I am making my own system as well, and even though none of my test games actually started gameplay (yet), the questions and feedback (mostly questions though) brought to light so much about things I had forgotten, or things I thought were clear but weren't, or even things that turn off players or confuse them.
I.E. I had originally made humans strong (a bonus to strength) because humans are, in real life, strong for their weight, but during playtesting it became clear that it is better for humans to be considered the norm (mechanics wise), even when they are not.
Also, consider for a moment what you want to support in your players. Classes make creation easier or faster, and give inspiration to those that need it, but they also limit creative options. I.E. I want a fighter who attacks with swords and bows, but uses magic in a support capacity, invisibility, speed boost, walk on walls, etc, but DnD and PF make it very hard to make the concept work.
So classes don't support interesting creative characters, but they do help if you want to support a certain combat or dungeon delving style requiring certain abilities to be always covered by the group (aka the style of play that requires those people asking about what role they need to play)
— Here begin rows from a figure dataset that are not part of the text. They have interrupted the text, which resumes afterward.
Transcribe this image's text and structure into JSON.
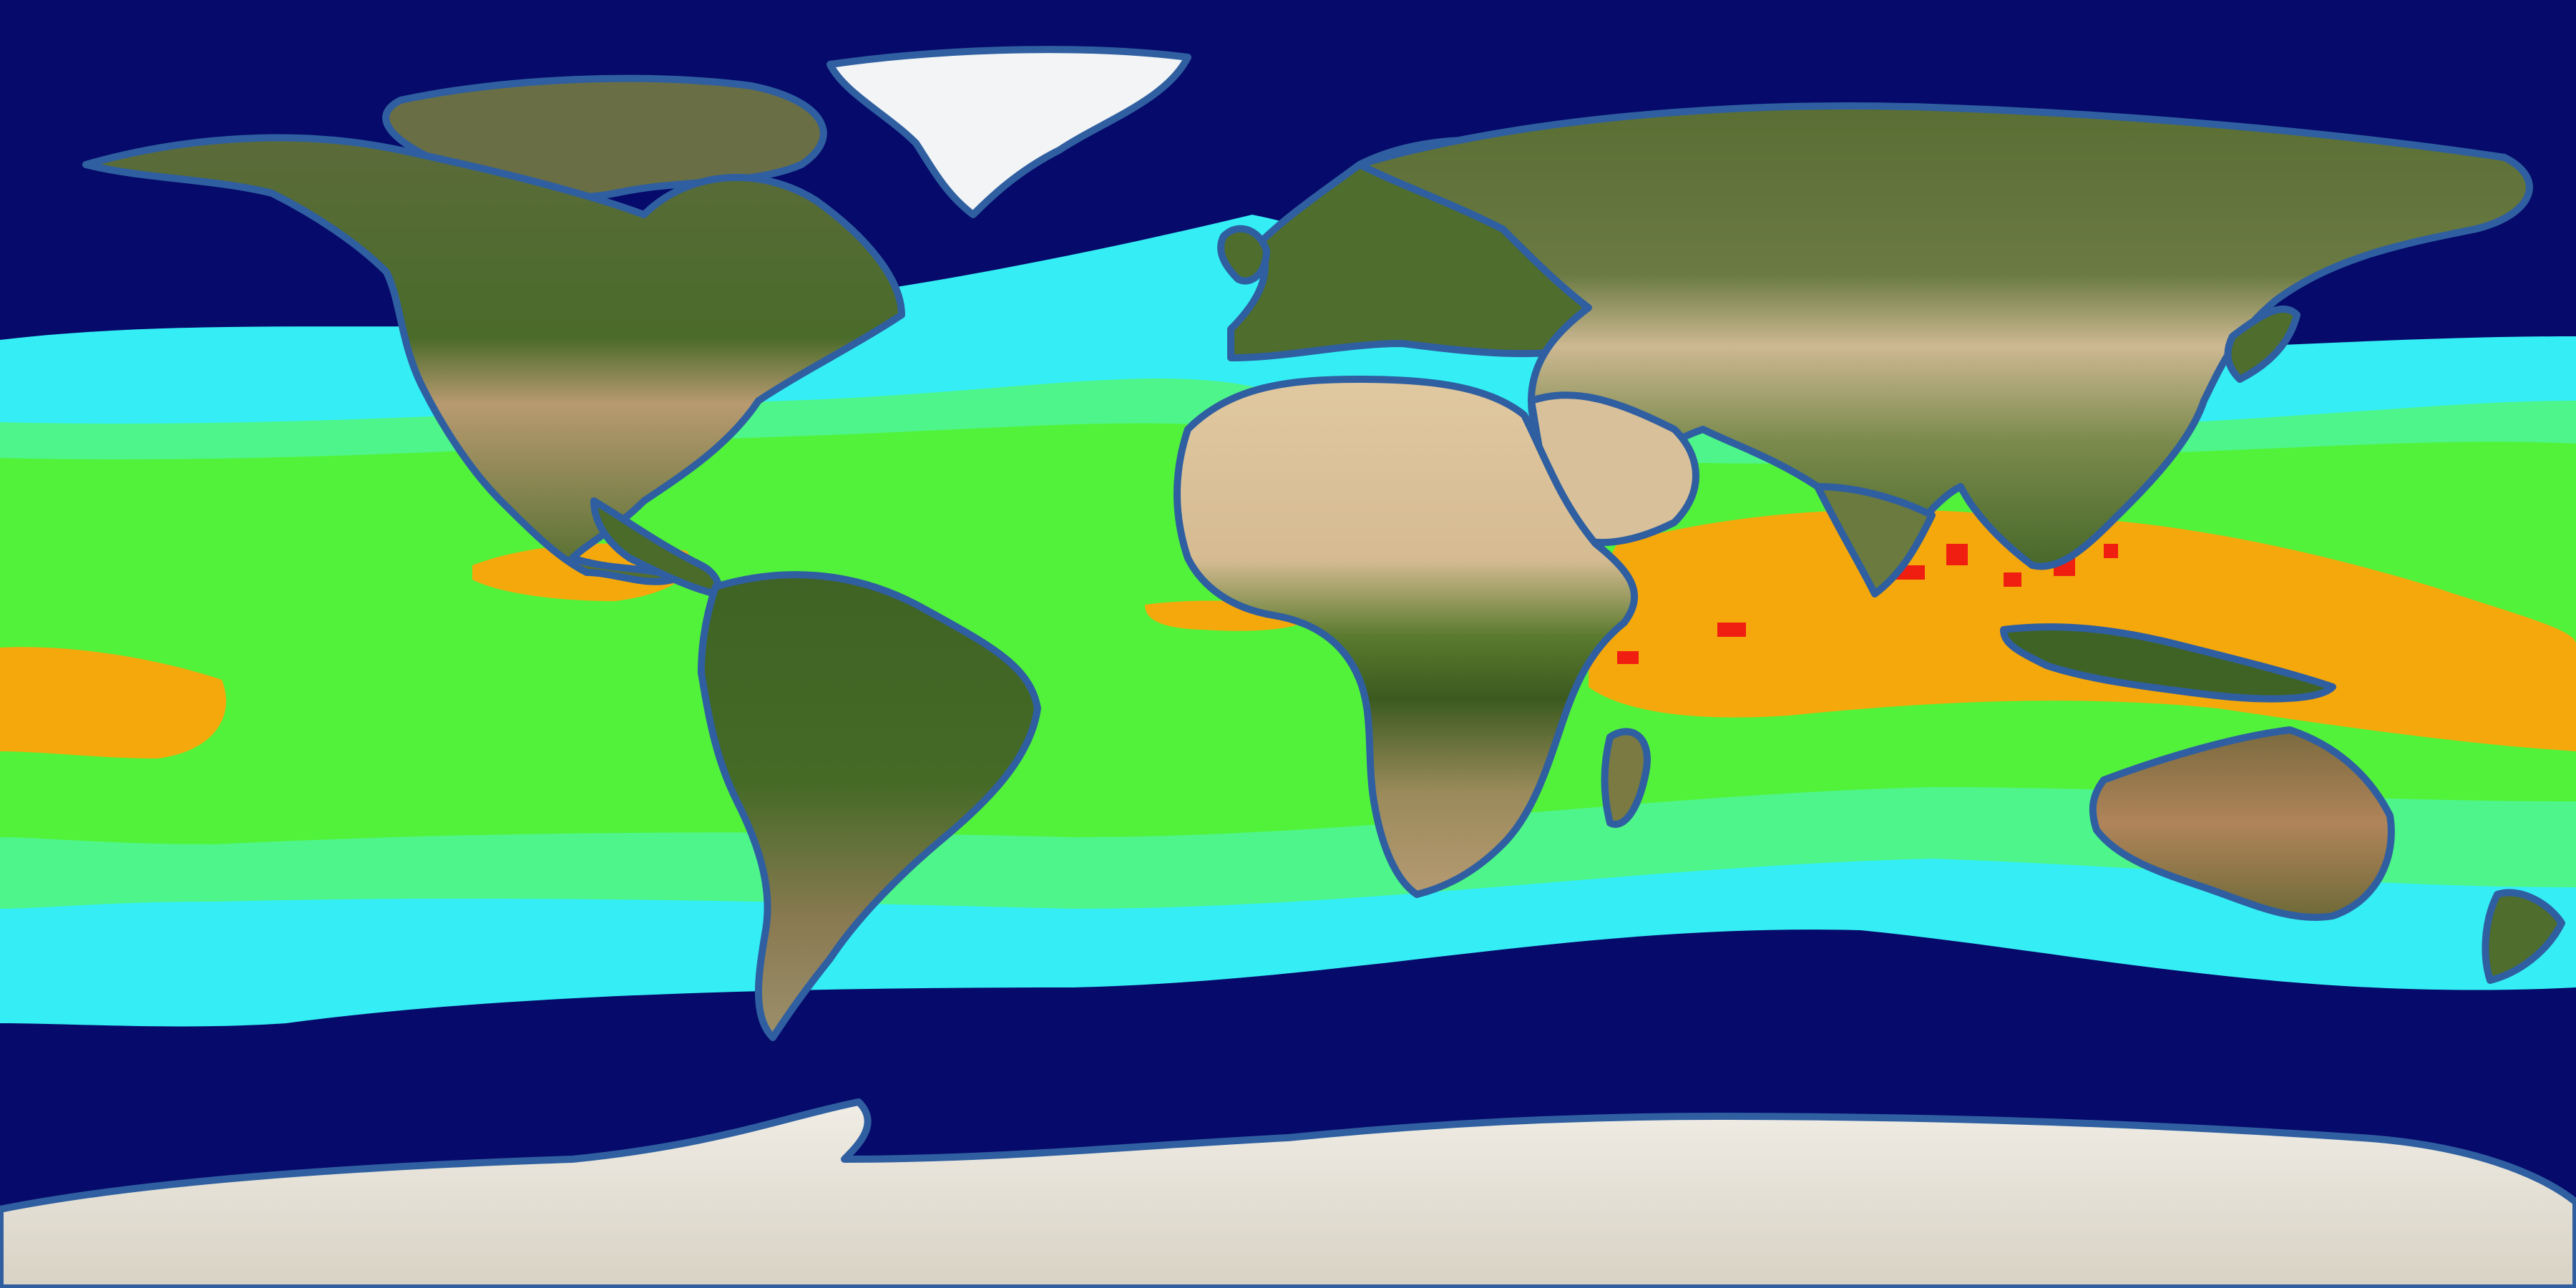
{
  "map": {
    "projection": "equirectangular",
    "theme": "sea surface temperature bands over satellite land imagery",
    "colors": {
      "ocean_cold": "#060a6b",
      "band_cool": "#35eef5",
      "band_mild": "#4ef58a",
      "band_warm": "#52f23b",
      "band_hot": "#f5a80c",
      "band_hottest": "#f01e10",
      "coast_outline": "#2f5fa0",
      "land_green": "#4a6b2a",
      "land_forest": "#3b5a1f",
      "land_desert": "#d8c09a",
      "land_arid": "#b89a70",
      "ice": "#f2f4f6",
      "antarctica": "#e8e6e0"
    },
    "temperature_bands": [
      {
        "name": "cold",
        "color_key": "ocean_cold"
      },
      {
        "name": "cool",
        "color_key": "band_cool"
      },
      {
        "name": "mild",
        "color_key": "band_mild"
      },
      {
        "name": "warm",
        "color_key": "band_warm"
      },
      {
        "name": "hot",
        "color_key": "band_hot"
      },
      {
        "name": "hottest",
        "color_key": "band_hottest"
      }
    ],
    "landmasses": [
      "north-america",
      "greenland",
      "south-america",
      "europe",
      "africa",
      "asia",
      "australia",
      "antarctica",
      "madagascar",
      "new-zealand",
      "japan",
      "indonesia",
      "arctic-islands",
      "uk"
    ]
  }
}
Some good advice is to decide on what you want the players to do in the game, then to make mechanics that enable and reward them for doing that.
For example, I want to support creative thinking and creative characters, so I have no classes in my system, and abilities tend to be open-ended rather then specific, all to enable and support creative use, but it comes at the cost of being easily gamed during combat if the GM isn't careful. Thus the game will hopefully do well in balanced gamelplay, but not so much for "kick in the door and hulk smash kill everything!" style of play.